Interview mit UN-Mitarbeiterin in der Türkei: "Die meisten Flüchtlinge haben nicht genug zu essen"
Die Mitarbeiterin des Welternährungsprogramms Nesrin Semen über die Lage der Flüchtlinge in der Türkei, die Angela Merkel am Samstag besucht.
Was versprechen sich Syrer und Türken von Angela Merkels Besuch?
Dazu kann ich Ihnen als Vertreterin des Welternährungsprogramms nichts sagen. Wir begrüßen aber jeden Schritt, der dazu beiträgt, Aufmerksamkeit auf die harte Lebensrealität von Syrern zu lenken, die in der Türkei lebenden - und auf das, was türkische Gemeinden leisten, die die Menschen aufnehmen.
Wie ist die Lage der Syrer in Gaziantep?
In der Türkei leben momentan rund 2,7 Millionen Flüchtlinge – viele von ihnen im Südosten des Landes. Und 90 Prozent sind nicht in Camps untergekommen, sondern in armen Gemeinden wie zum Beispiel der Stadt Gaziantep. Der Alltag der Syrer in der Türkei ist schwierig, und die Situation verschärft sich immer weiter.
Inwiefern?
Es ist mühsam für die Flüchtlinge Arbeit zu finden.
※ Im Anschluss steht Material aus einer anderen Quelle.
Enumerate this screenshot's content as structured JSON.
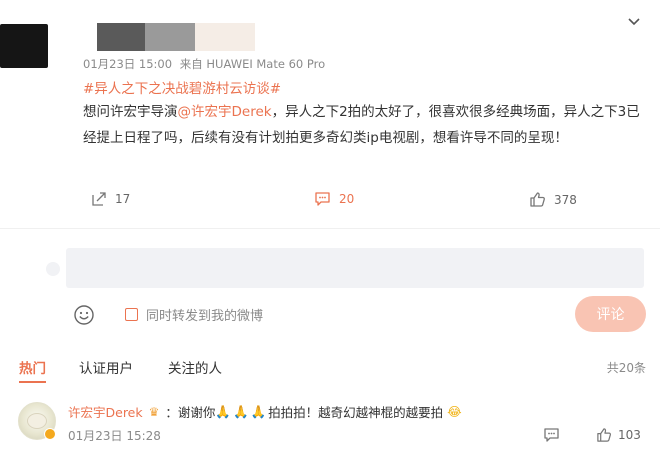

Einige Familien müssen in verlassenen Gebäuden oder fensterlosen Verschlägen oder leeren Geschäften leben. WFP und Partnerorganisationen wie die Türkische Rote Halbmondbewegung tun, was sie können, um den Ärmsten zu helfen. Zum Beispiel werden sie für das WFP-Gutscheinprogramm registriert, im Rahmen dessen sie elektronische Karten erhalten, um gesunde Nahrung für ihre Familien zu kaufen. Fakt ist jedoch, dass die meisten syrischen Flüchtlinge in der Türkei nicht ausreichend zu Essen haben. Ihre Zukunft ist ungewiss und auch arme Gemeinden, in denen die Flüchtlinge leben, spüren die Belastung deutlich.
Reicht die bisherige Hilfe aus, um die Menschen von einer weiteren Flucht Richtung Europa abzuhalten?
Je länger die Krise andauert, desto mehr Flüchtlinge kommen in die Türkei, die am Rande des Existenzminimums leben. Das sechste Jahr des Konflikts hat gerade begonnen, und die Lebensumstände der Syrer werden immer prekärer. Es ist schwer für sie, Arbeit in einen neuen Kulturkreis zu finden, dessen Sprache sie nicht beherrschen. Viele Flüchtlinge haben ihr Erspartes aufgebraucht und sehen sich dazu gezwungen, ihre Kinder aus der Schule zu nehmen, damit diese ein wenig dazuverdienen können.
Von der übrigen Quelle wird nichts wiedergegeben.